What is Scaled Dot-Product Attention?

Scaled Dot-Product Attention is a mechanism used in transformer models, like the one I'm based on, for calculating attention scores and allocating weights to different parts of the input sequence. It's a key component of the self-attention mechanism, which allows the model to weigh the importance of input elements with respect to each other.

In simple terms, given a query (Q), key (K), and value (V) vectors, the scaled dot-product attention calculates the attention scores as the dot product of the query with all the keys, scaled by the square root of the vector dimension (d_model), and then applies softmax to get the attention distribution. The output is a weighted sum of the values, using the attention distribution as weights.

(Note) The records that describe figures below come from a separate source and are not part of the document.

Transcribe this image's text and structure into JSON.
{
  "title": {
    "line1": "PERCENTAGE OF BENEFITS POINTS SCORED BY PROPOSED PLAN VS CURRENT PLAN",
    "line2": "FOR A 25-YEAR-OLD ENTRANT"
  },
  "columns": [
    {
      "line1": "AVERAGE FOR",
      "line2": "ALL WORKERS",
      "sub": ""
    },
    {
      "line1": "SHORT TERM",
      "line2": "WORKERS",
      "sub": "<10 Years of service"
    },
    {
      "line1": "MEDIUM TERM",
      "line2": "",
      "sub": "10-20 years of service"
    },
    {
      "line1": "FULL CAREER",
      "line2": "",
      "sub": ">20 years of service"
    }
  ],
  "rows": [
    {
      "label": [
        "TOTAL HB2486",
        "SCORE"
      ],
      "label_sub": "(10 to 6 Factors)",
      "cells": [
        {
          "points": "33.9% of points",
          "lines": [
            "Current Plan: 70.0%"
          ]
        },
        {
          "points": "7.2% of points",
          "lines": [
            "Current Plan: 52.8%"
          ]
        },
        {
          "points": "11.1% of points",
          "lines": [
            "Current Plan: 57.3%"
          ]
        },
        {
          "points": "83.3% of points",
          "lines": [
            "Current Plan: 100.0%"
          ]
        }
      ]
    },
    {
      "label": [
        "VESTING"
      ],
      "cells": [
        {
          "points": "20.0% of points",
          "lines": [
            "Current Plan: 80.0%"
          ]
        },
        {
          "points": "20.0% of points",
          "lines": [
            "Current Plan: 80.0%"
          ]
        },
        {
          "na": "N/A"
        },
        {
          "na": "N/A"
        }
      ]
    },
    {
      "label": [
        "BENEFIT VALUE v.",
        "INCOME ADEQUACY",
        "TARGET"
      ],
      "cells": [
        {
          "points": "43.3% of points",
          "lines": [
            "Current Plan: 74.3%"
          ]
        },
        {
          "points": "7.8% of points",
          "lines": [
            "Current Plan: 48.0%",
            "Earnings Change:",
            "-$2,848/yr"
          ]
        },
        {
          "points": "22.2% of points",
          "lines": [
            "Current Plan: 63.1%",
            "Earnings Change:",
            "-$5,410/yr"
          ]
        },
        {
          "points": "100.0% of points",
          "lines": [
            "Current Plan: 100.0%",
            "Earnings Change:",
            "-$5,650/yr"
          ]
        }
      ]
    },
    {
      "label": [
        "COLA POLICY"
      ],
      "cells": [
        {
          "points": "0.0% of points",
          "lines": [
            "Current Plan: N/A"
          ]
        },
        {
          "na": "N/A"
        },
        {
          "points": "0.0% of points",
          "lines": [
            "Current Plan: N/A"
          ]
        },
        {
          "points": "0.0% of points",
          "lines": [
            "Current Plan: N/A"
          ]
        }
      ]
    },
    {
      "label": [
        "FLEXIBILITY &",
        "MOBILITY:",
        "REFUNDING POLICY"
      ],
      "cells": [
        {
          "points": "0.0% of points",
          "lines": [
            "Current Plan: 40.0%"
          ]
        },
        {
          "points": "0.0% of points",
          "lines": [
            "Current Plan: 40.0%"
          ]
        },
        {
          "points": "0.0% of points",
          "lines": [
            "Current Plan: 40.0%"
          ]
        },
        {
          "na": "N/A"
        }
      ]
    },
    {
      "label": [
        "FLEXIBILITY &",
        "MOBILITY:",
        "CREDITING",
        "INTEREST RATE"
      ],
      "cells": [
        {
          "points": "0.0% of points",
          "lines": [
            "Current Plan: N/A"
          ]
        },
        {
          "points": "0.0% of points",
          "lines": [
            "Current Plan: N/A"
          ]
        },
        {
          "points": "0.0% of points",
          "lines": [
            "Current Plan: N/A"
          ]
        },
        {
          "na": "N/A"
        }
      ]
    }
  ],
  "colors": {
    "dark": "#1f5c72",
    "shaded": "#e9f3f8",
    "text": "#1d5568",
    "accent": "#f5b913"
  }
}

The formula for scaled dot-product attention is:

$\text{Attention}(Q, K, V) = \text{softmax}\left(\frac{QK^T}{\sqrt{d_{\text{model}}}}\right)V$

Here's a breakdown:

$Q$ , $K$ , and $V$ are matrices of dimension $n \times d_{\text{model}}$ , where $n$ is the sequence length and $d_{\text{model}}$ is the vector dimension.
$K^T$ denotes the transpose of matrix $K$ .
The division by $\sqrt{d_{\text{model}}}}$ is a scaling factor to prevent the dot product from growing too large.
The softmax function ensures that the attention scores sum up to 1, creating a probability distribution over the sequence.